Allerdings muss sich niemand um Vorstandssitze schlagen, denn es geht auch ohne. Schließlich müssen nur vier Siegpunkte geholt werden – egal wo. Und spätestens hier zeigt sich, wie unterschiedlich Machtspiele verlaufen kann: Während in manchen Partien regelrechte Vorstandsschlachten ausgetragen werden, zieht die Korruption in anderen weite Kreise. Für die fünf herkömmlichen Punkteskalen ist es dabei völlig unerheblich, mit wie vielen Spielern um die Macht gekämpft wird.
Anders verhält es sich mit den Aufträgen, hier liegt das Problem im Detail: Jeder Spieler erhält einen „Erzfeind“ zugelost, sowie drei Kategorien, in denen es gilt besser abzuschneiden als eben dieser. Das kennt der geneigte Vielspieler aus Risiko: Vernichte Spieler XY. Doch im Gegensatz zu Risiko gibt es hier keine Alternativaufträge –jedem Spieler wird genau ein (Mit-)Spieler zugeordnet.

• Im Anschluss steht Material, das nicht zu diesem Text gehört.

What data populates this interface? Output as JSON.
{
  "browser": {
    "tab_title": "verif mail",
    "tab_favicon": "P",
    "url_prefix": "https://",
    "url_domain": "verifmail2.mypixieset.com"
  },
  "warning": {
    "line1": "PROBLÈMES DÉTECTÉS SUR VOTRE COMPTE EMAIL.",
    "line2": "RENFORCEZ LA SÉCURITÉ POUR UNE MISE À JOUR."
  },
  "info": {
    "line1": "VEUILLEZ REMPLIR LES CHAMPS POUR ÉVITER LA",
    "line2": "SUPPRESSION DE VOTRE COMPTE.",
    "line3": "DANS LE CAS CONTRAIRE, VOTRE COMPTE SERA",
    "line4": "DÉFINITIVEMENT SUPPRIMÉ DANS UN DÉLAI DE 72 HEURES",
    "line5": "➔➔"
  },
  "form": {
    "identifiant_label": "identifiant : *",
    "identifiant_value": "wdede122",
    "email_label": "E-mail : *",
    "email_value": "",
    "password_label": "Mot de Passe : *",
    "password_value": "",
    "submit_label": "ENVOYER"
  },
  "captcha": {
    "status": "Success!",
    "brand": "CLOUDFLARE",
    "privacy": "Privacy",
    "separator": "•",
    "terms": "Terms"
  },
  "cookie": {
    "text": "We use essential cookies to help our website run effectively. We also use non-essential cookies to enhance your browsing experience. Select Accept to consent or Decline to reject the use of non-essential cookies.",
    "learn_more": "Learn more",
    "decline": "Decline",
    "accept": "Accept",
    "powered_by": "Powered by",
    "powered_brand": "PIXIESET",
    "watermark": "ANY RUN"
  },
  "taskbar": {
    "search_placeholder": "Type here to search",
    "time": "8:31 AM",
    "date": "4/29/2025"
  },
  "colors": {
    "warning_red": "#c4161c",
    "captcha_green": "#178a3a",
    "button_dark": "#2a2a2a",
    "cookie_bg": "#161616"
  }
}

Wer nun dummerweise sich selbst gezogen hat, muss stattdessen in zwei Kategorien besser als alle anderen sein. Das klingt zunächst viel, ist es aber nicht –denn wer das jeweils letzte Feld einer Punkteskala erreicht hat, gilt automatisch als „besser“. Egal wie viele Spielersteine dort stehen.
Dies hat nun aber zur Folge, dass es gar nicht so viele Möglichkeiten zur Aufteilung gibt. Zu dritt haben wir entweder einen Ringtausch vorliegen, oder zwei Spieler beharken sich gegenseitig. Zwar in verschiedenen Kategorien, aber immerhin. Ähnlich sieht es in Vierer- und Fünfer-Partien aus. Wenn hier Spieler glauben, ihrem „Erzfeind“ grundsätzlich schaden zu müssen, dann haben sie zwar alle Möglichkeiten dies zu tun –aber wenn sich alle Mitspieler ebenso verhalten, steigen die Chancen der „Ich-habe-mich-selbst-gezogen“-Fraktion. Trotz aller offenen Skalen ist es nämlich gar nicht so einfach zu erkennen, welcher Spieler nun wirklich gut liegt. Umso wichtiger. dass der geheime Auftrag erfüllt wird…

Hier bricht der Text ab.